However, detailed and refined analyses have allowed to determine strain-specific differences in the rhythm characteristics of locomotor activity. In melatonin-proficient C3H mice the spontaneous locomotor activity occurs predominantly in the first half of the dark phase (Pfeffer et al., 2012; Adamah-Biassi et al., 2013; Wicht et al., 2014) and declines thereafter. This decline coincides with the nightly peak levels of endogenous melatonin (Maronde et al., 1999; von Gall et al., 2000; Christ et al., 2010). In melatonin-deficient C57Bl mice, the locomotor activity is distributed across the entire dark phase or displays a bi-phasic profile (Pfeffer et al., 2012; Adamah-Biassi et al., 2013; Wicht et al., 2014; Pfeffer et al., 2017). Notably, melatonin receptor KO mice kept a monophasic activity pattern, characteristic for C3H animals (Pfeffer et al., 2017), suggesting that the melatoninergic system is not involved in the constitution of this particular pattern. This assumption is confirmed by the observation that the congenic melatonin-proficient C57BL/6 mouse line keeps the biphasic activity pattern (Zhang et al., 2021), characteristic for C57Bl mice.

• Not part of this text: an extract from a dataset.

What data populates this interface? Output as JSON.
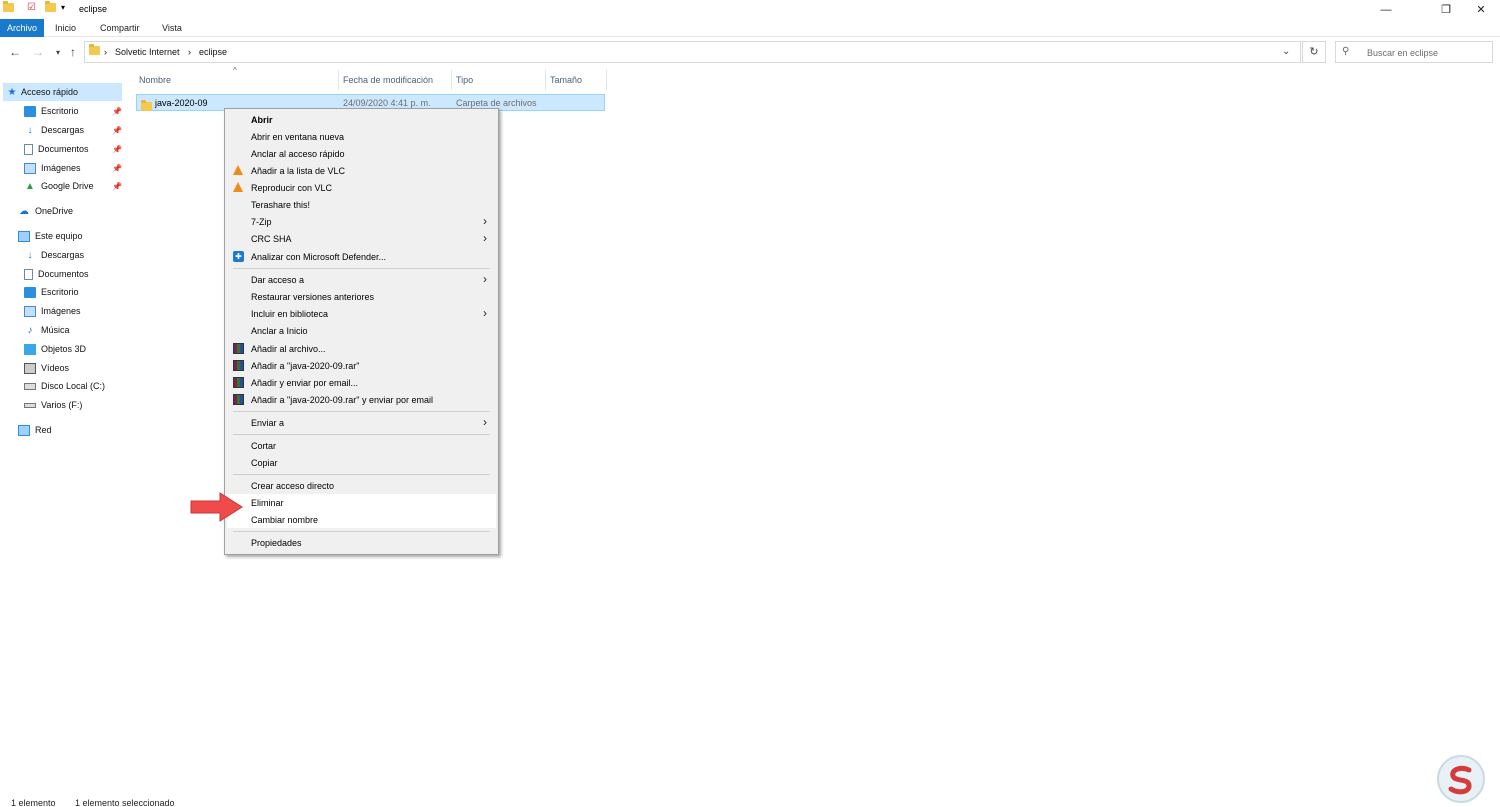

C3H and C57Bl differ in terms of the light-induced phase shift in locomotor activity: When a light pulse is given during the second half of the subjective night (when melatonin levels are elevated in C3H, but not in melatonin-deficient C57Bl mice), the phase shifts are smaller in C3H as compared to C57Bl (von Gall et al., 1998). In addition, jet lag experiments (phase delay and phase advance by 6 h respectively) have shown that the melatonin-proficient C3H re-entrain almost twice as fast as the melatonin-deficient C57Bl after a 6 h phase advance (Pfeffer et al., 2012). In an independent study exogenous melatonin has been shown to decrease the number of days necessary for re-entrainment of the spontaneous behaviors in C57Bl mice (Adamah-Biassi et al., 2013) indicating a role of the melatoninergic system in re-entrainment. Indeed, the faster re-entrainment can be directly attributed to the melatoninergic system since in the recently developed melatonin-proficient C57BL/6J congenic mice, re-entrainment of wheel-running activity was accelerated following a 6-h phase advance when compared with their melatonin-deficient littermates (Zhang et al., 2021).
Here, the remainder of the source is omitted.